Our littlest turned all of three years old this week. Time surely flies….How could Zoey’s Hari be three already ? Wasn’t he just a baby yesterday. How could his older brother be turning five later this year. Wasn’t he just sleeping on his darling sister’s lap as a new-born? Yes these boys are growing and with each additional day, month and year we seem to inch farther away from a world that knew and breathed Zoey. Sigh…. that’s the physical nature of our existence and there isn’t much that can be done to change it.
That being said, our Hari did turn three and we are thankful to have celebrated it with a few of his and brother’s friends. It was a small celebration at one of my Zoey’s favorite places ( The little gym).
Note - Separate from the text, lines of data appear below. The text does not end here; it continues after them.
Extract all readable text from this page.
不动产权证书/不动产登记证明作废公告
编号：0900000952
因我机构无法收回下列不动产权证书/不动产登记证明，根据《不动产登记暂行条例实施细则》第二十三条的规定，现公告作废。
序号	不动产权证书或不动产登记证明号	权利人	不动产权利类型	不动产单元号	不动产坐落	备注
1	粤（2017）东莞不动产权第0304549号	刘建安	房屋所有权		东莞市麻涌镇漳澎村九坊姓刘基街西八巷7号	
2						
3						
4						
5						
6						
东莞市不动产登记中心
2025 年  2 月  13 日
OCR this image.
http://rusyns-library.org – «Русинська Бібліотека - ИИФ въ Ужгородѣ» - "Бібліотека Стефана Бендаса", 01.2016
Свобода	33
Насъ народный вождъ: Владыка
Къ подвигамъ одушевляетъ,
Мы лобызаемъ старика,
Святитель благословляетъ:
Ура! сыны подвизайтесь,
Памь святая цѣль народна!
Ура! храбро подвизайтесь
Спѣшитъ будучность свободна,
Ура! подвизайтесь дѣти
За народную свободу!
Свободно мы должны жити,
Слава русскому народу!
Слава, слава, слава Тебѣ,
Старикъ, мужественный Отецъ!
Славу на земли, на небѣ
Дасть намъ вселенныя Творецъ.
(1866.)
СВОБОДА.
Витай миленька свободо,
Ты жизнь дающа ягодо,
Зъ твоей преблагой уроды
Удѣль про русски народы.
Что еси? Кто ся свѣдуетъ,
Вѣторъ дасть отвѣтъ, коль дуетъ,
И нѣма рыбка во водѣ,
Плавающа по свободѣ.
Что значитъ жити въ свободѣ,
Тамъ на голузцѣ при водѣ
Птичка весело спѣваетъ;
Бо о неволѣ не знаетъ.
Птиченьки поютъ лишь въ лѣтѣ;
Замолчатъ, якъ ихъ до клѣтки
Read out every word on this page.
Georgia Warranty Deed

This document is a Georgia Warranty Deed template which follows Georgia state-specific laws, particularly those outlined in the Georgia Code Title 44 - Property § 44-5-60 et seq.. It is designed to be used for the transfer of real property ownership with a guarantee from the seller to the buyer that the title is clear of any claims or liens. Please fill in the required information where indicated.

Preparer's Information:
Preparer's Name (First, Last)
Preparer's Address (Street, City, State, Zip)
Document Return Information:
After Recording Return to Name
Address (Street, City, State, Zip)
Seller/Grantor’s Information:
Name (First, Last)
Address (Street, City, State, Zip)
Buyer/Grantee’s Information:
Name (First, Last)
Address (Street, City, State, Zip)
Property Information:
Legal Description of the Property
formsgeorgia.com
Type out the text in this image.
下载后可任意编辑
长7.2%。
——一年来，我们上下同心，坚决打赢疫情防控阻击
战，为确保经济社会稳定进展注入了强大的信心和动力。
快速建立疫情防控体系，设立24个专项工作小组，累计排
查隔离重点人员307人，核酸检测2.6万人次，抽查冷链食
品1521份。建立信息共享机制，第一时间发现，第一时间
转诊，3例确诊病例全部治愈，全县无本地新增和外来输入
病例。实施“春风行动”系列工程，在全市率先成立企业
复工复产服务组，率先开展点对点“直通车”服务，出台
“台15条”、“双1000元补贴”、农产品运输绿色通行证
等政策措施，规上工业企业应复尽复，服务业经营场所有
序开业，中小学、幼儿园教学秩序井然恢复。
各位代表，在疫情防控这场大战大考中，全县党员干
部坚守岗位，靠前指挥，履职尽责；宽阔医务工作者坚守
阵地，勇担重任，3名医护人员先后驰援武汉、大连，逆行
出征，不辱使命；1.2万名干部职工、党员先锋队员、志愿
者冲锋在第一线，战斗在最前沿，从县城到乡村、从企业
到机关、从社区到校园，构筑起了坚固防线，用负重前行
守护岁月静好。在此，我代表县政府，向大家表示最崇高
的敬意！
Birthdays (or any kind of celebration) always bring out bittersweet emotions in me. I get thrown back to the days of meticulously planning the day for my girl. I’m reminded of the fact that I could only have five birthdays with her. Five not sixty or more. Not to mention the guilt of enjoying something without her. Yes these emotions aren’t pretty or sharing-worthy, and most times I do a good job of concealing them. So all along, today I was busy with preparations. I distracted myself as far as I could. Her dad and I spoke briefly about her obvious absence. I even chatted with a friend about not having Zoey at the party today. She tried her best to comfort me and said Zoey will find a way to get through to us …..
The boys had a blast at the party. When it was time to cut the cake the organizer asked me to click a picture before she could put candles on it. Then she asked me if I would like four candles on the cake instead of just three. (3 for Hari and one of good luck). Even though I was not familiar with this custom, I found myself saying “Absolutely”. I knew instantly it was my Zoey. That extra candle was for my Zoey, who was there for her little brother’s birthday. Zoey is that good-luck candle in my life.
I’m sure that extra candle went unnoticed in the chitter-chatter and laughter of the party. Also, to a third person all of this sounds overly sentimental and made-up. But not to a bereaved parent missing a piece of their heart and soul. That candle was just the balm my heart needed today. It connected with me and my baby girl.
Love you my darling Zoey, as always to the moon and back.